In the course of securing this itsy-bitsy single conviction, these psychologically disturbed employees of the Human Rights Commission wrote and distributed far more hate speech of their own.
By the way, Kathy is absolutely right to reprint one of the "hate poems" helpfully anthologized by the CHRC. Aside from the fact that the author should have been prosecuted for his appalling false rhymes, the notion that material deemed not only criminal but dangerous if printed on a private unread web site can be disseminated perfectly legally by a far more widely read government website exposes the lie on which Commissar Lynch's lavish sinecure rests - that, if exposed to this material, the moronic citizenry would be rampaging down the 401 from one pogrom to the next.
No, they wouldn't. It's wholly irrelevant to the Queen's peace, but it's vital to control-freak conceptions of state power.
What's interesting is that under Section 13 as written there is no defense for truth and no defense for motive. The speech is deemed to be harmful because of its impact on designated minority groups, not on whether it is factually true or whether the person making the expression was inwardly motivated by hatred.
So, Jennifer Lynch et. al. could argue that their posting the tacky poem that got Mark Lemire into trouble is okay because their motivation is to show how hard they are working to rid the world of hate speech. But no, she is in violation of Section 13 as it is written.
If a magazine or a blog posts the poem for journalistic reasons, those motives would not count for a hill of beans under Section 13 and the latest postmodern "human rights" thinking if some interest group decided to make an example of you. Mark Steyn got hauled before three jurisdictions for accurately quoting Imams and citing accurate statistics about demographic trends. Truth is no defense, neither is motive under these various "human rights" codes. And clearly there are people out there who like filing complaints merely for the hassle it causes.

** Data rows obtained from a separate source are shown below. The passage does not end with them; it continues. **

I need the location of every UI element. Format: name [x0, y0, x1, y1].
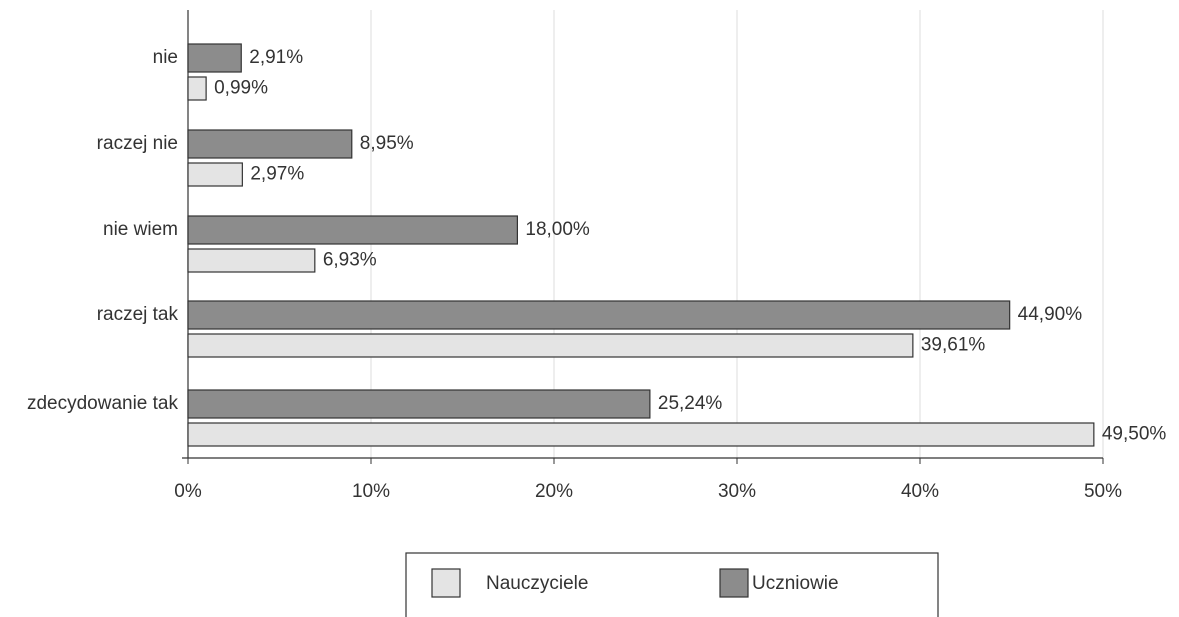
y-tick-label: raczej nie [97, 133, 178, 154]
legend-swatch [719, 568, 749, 598]
bar [187, 389, 651, 419]
x-tick-label: 10% [352, 481, 390, 502]
y-tick-label: raczej tak [97, 304, 179, 325]
x-tick-label: 20% [535, 481, 573, 502]
bar [187, 300, 1011, 330]
value-label: 8,95% [360, 133, 414, 154]
x-tick-label: 50% [1084, 481, 1122, 502]
x-tick-label: 40% [901, 481, 939, 502]
x-tick-label: 0% [174, 481, 202, 502]
value-label: 6,93% [323, 250, 377, 271]
y-tick-label: nie wiem [103, 219, 178, 240]
x-tick-label: 30% [718, 481, 756, 502]
bar [187, 422, 1095, 447]
legend-box [405, 552, 939, 617]
bar [187, 162, 243, 187]
bar [187, 129, 353, 159]
value-label: 25,24% [658, 393, 723, 414]
value-label: 49,50% [1102, 424, 1167, 445]
value-label: 2,91% [249, 47, 303, 68]
y-tick-label: nie [153, 47, 178, 68]
legend-label: Nauczyciele [486, 573, 588, 594]
bar [187, 76, 207, 101]
legend-swatch [431, 568, 461, 598]
value-label: 18,00% [525, 219, 590, 240]
value-label: 2,97% [250, 164, 304, 185]
bar [187, 215, 518, 245]
bar [187, 43, 242, 73]
legend-label: Uczniowie [752, 573, 839, 594]
value-label: 0,99% [214, 78, 268, 99]
y-tick-label: zdecydowanie tak [27, 393, 179, 414]
bar [187, 248, 316, 273]
value-label: 39,61% [921, 335, 986, 356]
value-label: 44,90% [1018, 304, 1083, 325]
bar [187, 333, 914, 358]
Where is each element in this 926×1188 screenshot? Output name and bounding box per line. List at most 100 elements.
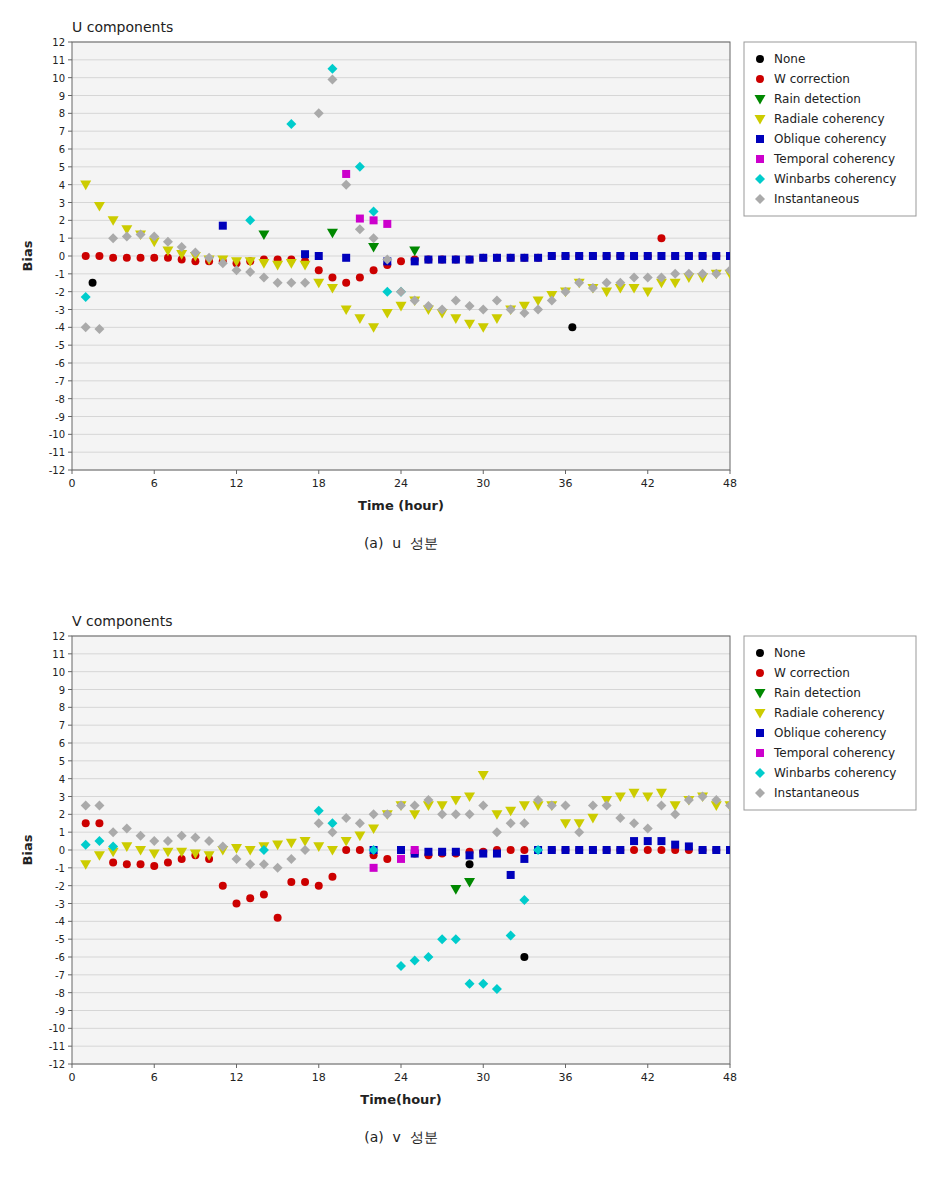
point: [451, 934, 461, 944]
tick-mark: [68, 113, 72, 114]
point: [258, 259, 269, 269]
y-axis-label: Bias: [20, 834, 35, 865]
point: [534, 254, 542, 262]
tick-mark: [68, 309, 72, 310]
tick-mark: [68, 398, 72, 399]
tick-mark: [68, 434, 72, 435]
point: [108, 216, 119, 226]
point: [698, 792, 708, 802]
point: [507, 254, 515, 262]
tick-mark: [68, 363, 72, 364]
point: [478, 771, 489, 781]
point: [643, 824, 653, 834]
point: [327, 229, 338, 239]
point: [94, 202, 105, 212]
legend-marker: [755, 174, 765, 184]
grid-line: [72, 832, 730, 833]
tick-mark: [68, 1064, 72, 1065]
point: [519, 895, 529, 905]
tick-label: 11: [52, 55, 65, 66]
point: [204, 836, 214, 846]
point: [493, 850, 501, 858]
legend-label: Radiale coherency: [774, 112, 885, 126]
point: [274, 914, 282, 922]
caption: (a) u 성분: [364, 535, 438, 551]
point: [163, 237, 173, 247]
tick-label: 4: [59, 774, 65, 785]
grid-line: [72, 131, 730, 132]
tick-mark: [68, 1028, 72, 1029]
series: [82, 234, 730, 287]
point: [711, 795, 721, 805]
legend-marker: [755, 194, 765, 204]
tick-mark: [68, 974, 72, 975]
tick-mark: [483, 1064, 484, 1068]
point: [479, 254, 487, 262]
plot-frame: [72, 636, 730, 1064]
legend-marker: [756, 55, 764, 63]
point: [630, 837, 638, 845]
tick-label: -5: [55, 934, 65, 945]
grid-line: [72, 992, 730, 993]
tick-mark: [68, 77, 72, 78]
tick-label: 18: [312, 477, 326, 490]
point: [547, 800, 557, 810]
tick-mark: [68, 202, 72, 203]
point: [630, 846, 638, 854]
point: [602, 278, 612, 288]
point: [396, 961, 406, 971]
legend-marker: [755, 788, 765, 798]
point: [382, 810, 393, 820]
point: [452, 256, 460, 264]
point: [95, 819, 103, 827]
legend-label: Oblique coherency: [774, 132, 886, 146]
tick-mark: [154, 470, 155, 474]
point: [259, 845, 269, 855]
point: [370, 864, 378, 872]
point: [369, 206, 379, 216]
point: [587, 284, 598, 294]
point: [82, 819, 90, 827]
tick-label: 3: [59, 792, 65, 803]
point: [109, 858, 117, 866]
point: [245, 257, 256, 267]
tick-label: 30: [476, 477, 490, 490]
tick-mark: [68, 743, 72, 744]
tick-mark: [68, 131, 72, 132]
point: [163, 836, 173, 846]
tick-label: -12: [49, 465, 65, 476]
tick-label: -3: [55, 899, 65, 910]
grid-line: [72, 957, 730, 958]
point: [411, 846, 419, 854]
grid-line: [72, 743, 730, 744]
legend-label: Winbarbs coherency: [774, 766, 896, 780]
tick-label: 0: [59, 251, 65, 262]
point: [300, 261, 311, 271]
point: [382, 255, 392, 265]
tick-mark: [68, 291, 72, 292]
point: [548, 252, 556, 260]
tick-mark: [730, 1064, 731, 1068]
point: [589, 252, 597, 260]
point: [602, 800, 612, 810]
point: [137, 254, 145, 262]
tick-mark: [68, 939, 72, 940]
point: [712, 252, 720, 260]
point: [396, 287, 406, 297]
point: [588, 283, 598, 293]
points: [80, 64, 730, 334]
tick-mark: [68, 707, 72, 708]
point: [369, 809, 379, 819]
tick-label: 6: [151, 1071, 158, 1084]
point: [533, 305, 543, 315]
point: [122, 824, 132, 834]
tick-label: 11: [52, 649, 65, 660]
point: [587, 814, 598, 824]
tick-label: 48: [723, 477, 737, 490]
point: [533, 795, 543, 805]
point: [603, 846, 611, 854]
point: [370, 846, 378, 854]
point: [507, 846, 515, 854]
point: [519, 308, 529, 318]
point: [478, 800, 488, 810]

Yeah, yeah, the CHRT has "written in" Taylor and Jennifer Lynch has smiled her Cheshire-cat smile in agreement, while at the same time appealing the CHRT Lemire decision. What other reason than to back the previous status quo? Or to say that Lemire's poem was so hateful that it did fit the definition.
You see, the open-ended Section 13, even interpreted by the penumbra of Taylor, (which does speak to motive and narrows what constitutes hate speech) gives power to folks like Lynch that makes her the chief arbiter of what one is allowed to say or publish in Canada. It also gives activists of various stripes can use to punish their political opponents through lawfare.
Here's what the CHRC is saying now:
5.1 Definition of hatred and contempt - The Commission applies the restrictive definition of hatred and contempt established by the Supreme Court of Canada in the Taylor case. Applying this definition ensures that the exercise of the Commission’s mandate does not offend the Charter.
This means that in order to come within the ambit of section 13, the communication that is the subject of the complaint must be so excessive and extreme in nature that it suggests that a given race, sex, religion or other group identifiable in relation to one or more grounds in the CHRA is devoid of any redeeming qualities as human beings. If the message does not meet this threshold, it will not be found to come within the ambit of section 13, notwithstanding that the message is offensive, controversial, shocking or disgusting to some.
But then it thought Lemire's poem fit the bill. You can read the poem on the CHRC site here.
It goes on to talk about non-whites and people with turbans etc. displacing whites. It's the kind of stuff that would make me not want to read Mark Lemire's site and possibly explains why his readership was so low.
But should this be against the law?
Do you want Jennifer Lynch deciding? What about a legitimate news story on how some ethnic groups might be using welfare and Canada's generous family class programs to abuse our system?
Where does it end?
And then, how come you never see any human rights commission taking action against signs in downtown Toronto or Calgary talking about killing the Jews?